Not that it matters much here; whatever original design this place had lis long gone. It’s a shame, because it’s structurally well-designed. We even get a stained-glass skylight in the apse, which we haven’t seen since St. Peter the Apostle.

Paintwork aside, the rest of the changes are pointless and pretty much unforgiveable. It's really one of the worst cases of Pimp My Church I've ever seen, which is really saying something. And it's even doubly bad because the past and present meet in such a slapdash, muddled way. 

You want to create something new? Fine. Put the effort into making a new, cohesive design.

That didn’t happen here. The old and new elements were thrown together, without any thought to how they work together. (They don’t.) And sometimes the new elements come completely at the expense of what's left of the old. For example, the new altar table means that the old sanctuary isn’t even used. And the newly slanted pews shamefully cover up the intricate tile work in the side aisles.

Of course, I understand the difficulties and financial hardships OMS has had. No one is more mindful of that than I. And I don't begrudge a parish for Tabula Rasa changes that happen because of that.

However, simply being poor is no excuse for taking a hatchet to your interior. There's no justification for that. Absolutely none.

Not that it matters now; the damage is done. And today, OMS is a long, long way from 1867.

 

How's It Doing?

Poorly, since as of January 2013 it was consolidated with neighboring St. Ignatius of Loyola.

Not necessarily a surprising development, since the parish hadn't been particularly prosperous for a long time. It’s been twinned with St. Ignatius of Loyola for the past 10 years or so, and its attendance numbers had fluctuated between 100 and 200 during that time frame.

Combine that with its less-than-prime location, decades of neglect, and a ton of physical wear and tear, and you had a pretty scuffling parish.

At the very least, the building will remain for a time as a worship site for St. Ignatius. Not that there's really much left to see, architecturally, but the people are pretty friendly and passionate:

 This parish couldn’t have had a more apt name.

 

Travel Tidbits

48th & Lancaster isn’t as bad as some areas we’ve seen. (It’s certainly got nothing on Camden.) It’s still very rundown, so proceed with your usual amounts of urban caution. That said, there’s plenty of parking in front of the church, so you shouldn’t have to walk anywhere.

Even better, OMS sits in front of a giant cemetery and faces a park, so you’re insulated somewhat from the surrounding neighborhood.

As far as getting there, it’s one of the easier trips. Early Sunday is a great time to travel, and I encountered no problems on my Expressway – City Ave. – Belmont Ave. route.

 

Interesting Note

As mentioned briefly above, OMS sits in front of a gigantic cemetery — aptly titled Cathedral Cemetery. Not surprising, I guess, since a lot of older-than-dirt parishes have them. None are this big, however, or as ornamental. It’s like a poor man’s Laurel Hill Cemetery.

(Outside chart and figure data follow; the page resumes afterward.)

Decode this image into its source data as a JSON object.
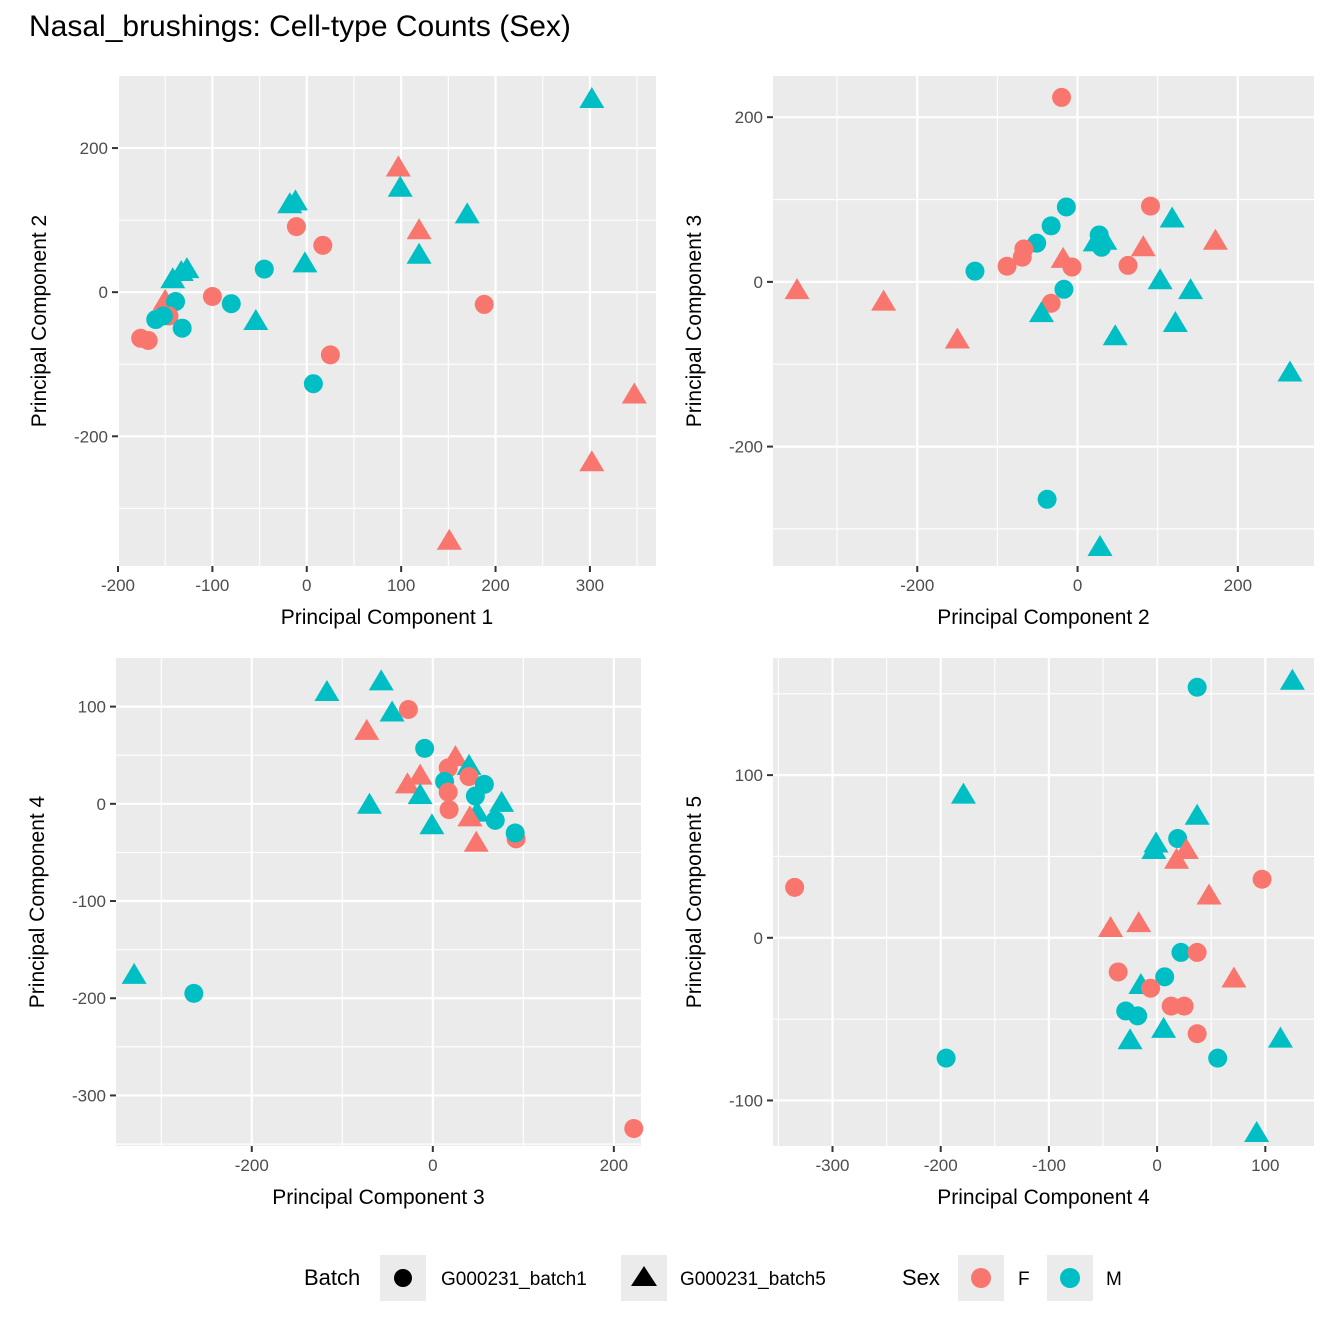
{
  "title": "Nasal_brushings: Cell-type Counts (Sex)",
  "colors": {
    "F": "#F8766D",
    "M": "#00BFC4",
    "panel_bg": "#EBEBEB",
    "grid": "#FFFFFF"
  },
  "legend": {
    "batch_title": "Batch",
    "batch_items": [
      {
        "label": "G000231_batch1",
        "shape": "circle"
      },
      {
        "label": "G000231_batch5",
        "shape": "triangle"
      }
    ],
    "sex_title": "Sex",
    "sex_items": [
      {
        "label": "F",
        "color": "#F8766D"
      },
      {
        "label": "M",
        "color": "#00BFC4"
      }
    ]
  },
  "chart_data": [
    {
      "type": "scatter",
      "title": "",
      "xlabel": "Principal Component 1",
      "ylabel": "Principal Component 2",
      "xlim": [
        -200,
        370
      ],
      "ylim": [
        -380,
        300
      ],
      "xticks": [
        -200,
        -100,
        0,
        100,
        200,
        300
      ],
      "xtick_labels": [
        "-200",
        "-100",
        "0",
        "100",
        "200",
        "300"
      ],
      "yticks": [
        -200,
        0,
        200
      ],
      "ytick_labels": [
        "-200",
        "0",
        "200"
      ],
      "minor_x": [
        -150,
        -50,
        50,
        150,
        250,
        350
      ],
      "minor_y": [
        -300,
        -100,
        100
      ],
      "grid": true,
      "points": [
        {
          "x": 302,
          "y": 268,
          "sex": "M",
          "batch": "batch5"
        },
        {
          "x": 97,
          "y": 173,
          "sex": "F",
          "batch": "batch5"
        },
        {
          "x": 99,
          "y": 145,
          "sex": "M",
          "batch": "batch5"
        },
        {
          "x": -18,
          "y": 122,
          "sex": "M",
          "batch": "batch5"
        },
        {
          "x": -12,
          "y": 126,
          "sex": "M",
          "batch": "batch5"
        },
        {
          "x": 170,
          "y": 108,
          "sex": "M",
          "batch": "batch5"
        },
        {
          "x": 119,
          "y": 86,
          "sex": "F",
          "batch": "batch5"
        },
        {
          "x": 119,
          "y": 52,
          "sex": "M",
          "batch": "batch5"
        },
        {
          "x": -11,
          "y": 91,
          "sex": "F",
          "batch": "batch1"
        },
        {
          "x": 17,
          "y": 65,
          "sex": "F",
          "batch": "batch1"
        },
        {
          "x": -2,
          "y": 40,
          "sex": "M",
          "batch": "batch5"
        },
        {
          "x": -45,
          "y": 32,
          "sex": "M",
          "batch": "batch1"
        },
        {
          "x": -127,
          "y": 32,
          "sex": "M",
          "batch": "batch5"
        },
        {
          "x": -133,
          "y": 28,
          "sex": "M",
          "batch": "batch5"
        },
        {
          "x": -142,
          "y": 18,
          "sex": "M",
          "batch": "batch5"
        },
        {
          "x": -150,
          "y": -12,
          "sex": "F",
          "batch": "batch5"
        },
        {
          "x": -100,
          "y": -6,
          "sex": "F",
          "batch": "batch1"
        },
        {
          "x": -139,
          "y": -13,
          "sex": "M",
          "batch": "batch1"
        },
        {
          "x": -80,
          "y": -16,
          "sex": "M",
          "batch": "batch1"
        },
        {
          "x": -146,
          "y": -33,
          "sex": "F",
          "batch": "batch1"
        },
        {
          "x": -152,
          "y": -33,
          "sex": "M",
          "batch": "batch1"
        },
        {
          "x": -160,
          "y": -38,
          "sex": "M",
          "batch": "batch1"
        },
        {
          "x": -132,
          "y": -50,
          "sex": "M",
          "batch": "batch1"
        },
        {
          "x": -54,
          "y": -40,
          "sex": "M",
          "batch": "batch5"
        },
        {
          "x": -176,
          "y": -64,
          "sex": "F",
          "batch": "batch1"
        },
        {
          "x": -168,
          "y": -67,
          "sex": "F",
          "batch": "batch1"
        },
        {
          "x": 188,
          "y": -17,
          "sex": "F",
          "batch": "batch1"
        },
        {
          "x": 25,
          "y": -87,
          "sex": "F",
          "batch": "batch1"
        },
        {
          "x": 7,
          "y": -127,
          "sex": "M",
          "batch": "batch1"
        },
        {
          "x": 347,
          "y": -142,
          "sex": "F",
          "batch": "batch5"
        },
        {
          "x": 302,
          "y": -236,
          "sex": "F",
          "batch": "batch5"
        },
        {
          "x": 151,
          "y": -345,
          "sex": "F",
          "batch": "batch5"
        }
      ]
    },
    {
      "type": "scatter",
      "title": "",
      "xlabel": "Principal Component 2",
      "ylabel": "Principal Component 3",
      "xlim": [
        -380,
        295
      ],
      "ylim": [
        -345,
        250
      ],
      "xticks": [
        -200,
        0,
        200
      ],
      "xtick_labels": [
        "-200",
        "0",
        "200"
      ],
      "yticks": [
        -200,
        0,
        200
      ],
      "ytick_labels": [
        "-200",
        "0",
        "200"
      ],
      "minor_x": [
        -300,
        -100,
        100
      ],
      "minor_y": [
        -300,
        -100,
        100
      ],
      "grid": true,
      "points": [
        {
          "x": -20,
          "y": 224,
          "sex": "F",
          "batch": "batch1"
        },
        {
          "x": -14,
          "y": 91,
          "sex": "M",
          "batch": "batch1"
        },
        {
          "x": 91,
          "y": 92,
          "sex": "F",
          "batch": "batch1"
        },
        {
          "x": 118,
          "y": 77,
          "sex": "M",
          "batch": "batch5"
        },
        {
          "x": -33,
          "y": 68,
          "sex": "M",
          "batch": "batch1"
        },
        {
          "x": 172,
          "y": 50,
          "sex": "F",
          "batch": "batch5"
        },
        {
          "x": -51,
          "y": 47,
          "sex": "M",
          "batch": "batch1"
        },
        {
          "x": 27,
          "y": 57,
          "sex": "M",
          "batch": "batch1"
        },
        {
          "x": 22,
          "y": 48,
          "sex": "M",
          "batch": "batch5"
        },
        {
          "x": 34,
          "y": 50,
          "sex": "M",
          "batch": "batch5"
        },
        {
          "x": 30,
          "y": 42,
          "sex": "M",
          "batch": "batch1"
        },
        {
          "x": 82,
          "y": 42,
          "sex": "F",
          "batch": "batch5"
        },
        {
          "x": -67,
          "y": 40,
          "sex": "F",
          "batch": "batch1"
        },
        {
          "x": -69,
          "y": 30,
          "sex": "F",
          "batch": "batch1"
        },
        {
          "x": -18,
          "y": 28,
          "sex": "F",
          "batch": "batch5"
        },
        {
          "x": -88,
          "y": 19,
          "sex": "F",
          "batch": "batch1"
        },
        {
          "x": -7,
          "y": 18,
          "sex": "F",
          "batch": "batch1"
        },
        {
          "x": 63,
          "y": 20,
          "sex": "F",
          "batch": "batch1"
        },
        {
          "x": -128,
          "y": 13,
          "sex": "M",
          "batch": "batch1"
        },
        {
          "x": 103,
          "y": 2,
          "sex": "M",
          "batch": "batch5"
        },
        {
          "x": 141,
          "y": -10,
          "sex": "M",
          "batch": "batch5"
        },
        {
          "x": -17,
          "y": -9,
          "sex": "M",
          "batch": "batch1"
        },
        {
          "x": -33,
          "y": -26,
          "sex": "F",
          "batch": "batch1"
        },
        {
          "x": -45,
          "y": -38,
          "sex": "M",
          "batch": "batch5"
        },
        {
          "x": 122,
          "y": -50,
          "sex": "M",
          "batch": "batch5"
        },
        {
          "x": 47,
          "y": -66,
          "sex": "M",
          "batch": "batch5"
        },
        {
          "x": -350,
          "y": -10,
          "sex": "F",
          "batch": "batch5"
        },
        {
          "x": -242,
          "y": -24,
          "sex": "F",
          "batch": "batch5"
        },
        {
          "x": -150,
          "y": -70,
          "sex": "F",
          "batch": "batch5"
        },
        {
          "x": 265,
          "y": -110,
          "sex": "M",
          "batch": "batch5"
        },
        {
          "x": -38,
          "y": -264,
          "sex": "M",
          "batch": "batch1"
        },
        {
          "x": 28,
          "y": -322,
          "sex": "M",
          "batch": "batch5"
        }
      ]
    },
    {
      "type": "scatter",
      "title": "",
      "xlabel": "Principal Component 3",
      "ylabel": "Principal Component 4",
      "xlim": [
        -350,
        230
      ],
      "ylim": [
        -352,
        150
      ],
      "xticks": [
        -200,
        0,
        200
      ],
      "xtick_labels": [
        "-200",
        "0",
        "200"
      ],
      "yticks": [
        -300,
        -200,
        -100,
        0,
        100
      ],
      "ytick_labels": [
        "-300",
        "-200",
        "-100",
        "0",
        "100"
      ],
      "minor_x": [
        -300,
        -100,
        100
      ],
      "minor_y": [
        -350,
        -250,
        -150,
        -50,
        50
      ],
      "grid": true,
      "points": [
        {
          "x": -57,
          "y": 126,
          "sex": "M",
          "batch": "batch5"
        },
        {
          "x": -117,
          "y": 115,
          "sex": "M",
          "batch": "batch5"
        },
        {
          "x": -27,
          "y": 97,
          "sex": "F",
          "batch": "batch1"
        },
        {
          "x": -45,
          "y": 94,
          "sex": "M",
          "batch": "batch5"
        },
        {
          "x": -73,
          "y": 75,
          "sex": "F",
          "batch": "batch5"
        },
        {
          "x": -9,
          "y": 57,
          "sex": "M",
          "batch": "batch1"
        },
        {
          "x": 25,
          "y": 48,
          "sex": "F",
          "batch": "batch5"
        },
        {
          "x": 17,
          "y": 37,
          "sex": "F",
          "batch": "batch1"
        },
        {
          "x": 40,
          "y": 39,
          "sex": "M",
          "batch": "batch5"
        },
        {
          "x": 40,
          "y": 28,
          "sex": "F",
          "batch": "batch1"
        },
        {
          "x": -14,
          "y": 29,
          "sex": "F",
          "batch": "batch5"
        },
        {
          "x": -28,
          "y": 20,
          "sex": "F",
          "batch": "batch5"
        },
        {
          "x": 13,
          "y": 23,
          "sex": "M",
          "batch": "batch1"
        },
        {
          "x": 57,
          "y": 20,
          "sex": "M",
          "batch": "batch1"
        },
        {
          "x": 17,
          "y": 12,
          "sex": "F",
          "batch": "batch1"
        },
        {
          "x": -14,
          "y": 9,
          "sex": "M",
          "batch": "batch5"
        },
        {
          "x": 47,
          "y": 8,
          "sex": "M",
          "batch": "batch1"
        },
        {
          "x": -70,
          "y": -1,
          "sex": "M",
          "batch": "batch5"
        },
        {
          "x": 76,
          "y": 1,
          "sex": "M",
          "batch": "batch5"
        },
        {
          "x": 18,
          "y": -6,
          "sex": "F",
          "batch": "batch1"
        },
        {
          "x": 49,
          "y": -9,
          "sex": "M",
          "batch": "batch5"
        },
        {
          "x": 41,
          "y": -14,
          "sex": "F",
          "batch": "batch5"
        },
        {
          "x": 69,
          "y": -17,
          "sex": "M",
          "batch": "batch1"
        },
        {
          "x": -1,
          "y": -22,
          "sex": "M",
          "batch": "batch5"
        },
        {
          "x": 92,
          "y": -36,
          "sex": "F",
          "batch": "batch1"
        },
        {
          "x": 91,
          "y": -30,
          "sex": "M",
          "batch": "batch1"
        },
        {
          "x": 48,
          "y": -40,
          "sex": "F",
          "batch": "batch5"
        },
        {
          "x": -330,
          "y": -176,
          "sex": "M",
          "batch": "batch5"
        },
        {
          "x": -264,
          "y": -195,
          "sex": "M",
          "batch": "batch1"
        },
        {
          "x": 222,
          "y": -334,
          "sex": "F",
          "batch": "batch1"
        }
      ]
    },
    {
      "type": "scatter",
      "title": "",
      "xlabel": "Principal Component 4",
      "ylabel": "Principal Component 5",
      "xlim": [
        -355,
        145
      ],
      "ylim": [
        -128,
        172
      ],
      "xticks": [
        -300,
        -200,
        -100,
        0,
        100
      ],
      "xtick_labels": [
        "-300",
        "-200",
        "-100",
        "0",
        "100"
      ],
      "yticks": [
        -100,
        0,
        100
      ],
      "ytick_labels": [
        "-100",
        "0",
        "100"
      ],
      "minor_x": [
        -350,
        -250,
        -150,
        -50,
        50
      ],
      "minor_y": [
        -50,
        50,
        150
      ],
      "grid": true,
      "points": [
        {
          "x": 125,
          "y": 158,
          "sex": "M",
          "batch": "batch5"
        },
        {
          "x": 37,
          "y": 154,
          "sex": "M",
          "batch": "batch1"
        },
        {
          "x": -179,
          "y": 88,
          "sex": "M",
          "batch": "batch5"
        },
        {
          "x": 37,
          "y": 75,
          "sex": "M",
          "batch": "batch5"
        },
        {
          "x": 19,
          "y": 61,
          "sex": "M",
          "batch": "batch1"
        },
        {
          "x": -1,
          "y": 58,
          "sex": "M",
          "batch": "batch5"
        },
        {
          "x": -3,
          "y": 54,
          "sex": "M",
          "batch": "batch5"
        },
        {
          "x": 27,
          "y": 54,
          "sex": "F",
          "batch": "batch5"
        },
        {
          "x": 18,
          "y": 48,
          "sex": "F",
          "batch": "batch5"
        },
        {
          "x": 97,
          "y": 36,
          "sex": "F",
          "batch": "batch1"
        },
        {
          "x": -335,
          "y": 31,
          "sex": "F",
          "batch": "batch1"
        },
        {
          "x": 48,
          "y": 26,
          "sex": "F",
          "batch": "batch5"
        },
        {
          "x": -17,
          "y": 9,
          "sex": "F",
          "batch": "batch5"
        },
        {
          "x": -43,
          "y": 6,
          "sex": "F",
          "batch": "batch5"
        },
        {
          "x": 22,
          "y": -9,
          "sex": "M",
          "batch": "batch1"
        },
        {
          "x": 37,
          "y": -9,
          "sex": "F",
          "batch": "batch1"
        },
        {
          "x": -36,
          "y": -21,
          "sex": "F",
          "batch": "batch1"
        },
        {
          "x": 7,
          "y": -24,
          "sex": "M",
          "batch": "batch1"
        },
        {
          "x": 71,
          "y": -25,
          "sex": "F",
          "batch": "batch5"
        },
        {
          "x": -15,
          "y": -29,
          "sex": "M",
          "batch": "batch5"
        },
        {
          "x": -6,
          "y": -31,
          "sex": "F",
          "batch": "batch1"
        },
        {
          "x": 13,
          "y": -42,
          "sex": "F",
          "batch": "batch1"
        },
        {
          "x": 25,
          "y": -42,
          "sex": "F",
          "batch": "batch1"
        },
        {
          "x": -29,
          "y": -45,
          "sex": "M",
          "batch": "batch1"
        },
        {
          "x": -18,
          "y": -48,
          "sex": "M",
          "batch": "batch1"
        },
        {
          "x": 6,
          "y": -56,
          "sex": "M",
          "batch": "batch5"
        },
        {
          "x": 37,
          "y": -59,
          "sex": "F",
          "batch": "batch1"
        },
        {
          "x": -25,
          "y": -63,
          "sex": "M",
          "batch": "batch5"
        },
        {
          "x": 114,
          "y": -62,
          "sex": "M",
          "batch": "batch5"
        },
        {
          "x": 56,
          "y": -74,
          "sex": "M",
          "batch": "batch1"
        },
        {
          "x": -195,
          "y": -74,
          "sex": "M",
          "batch": "batch1"
        },
        {
          "x": 92,
          "y": -120,
          "sex": "M",
          "batch": "batch5"
        }
      ]
    }
  ]
}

(If you’ve been there, you know that’s the highest compliment I can pay. And if you haven’t been there, why the hell not?)

A grumbling post-mass stomach kept the Project from doing too much exploring, but what I saw was really nice. Take that into account if you decide to visit.

 

Image Gallery

 

The Final Word

There’s really no reason to go inside; the impressive exterior and cemetery are really all you need to see. Damn you, St. Cyprian Effect!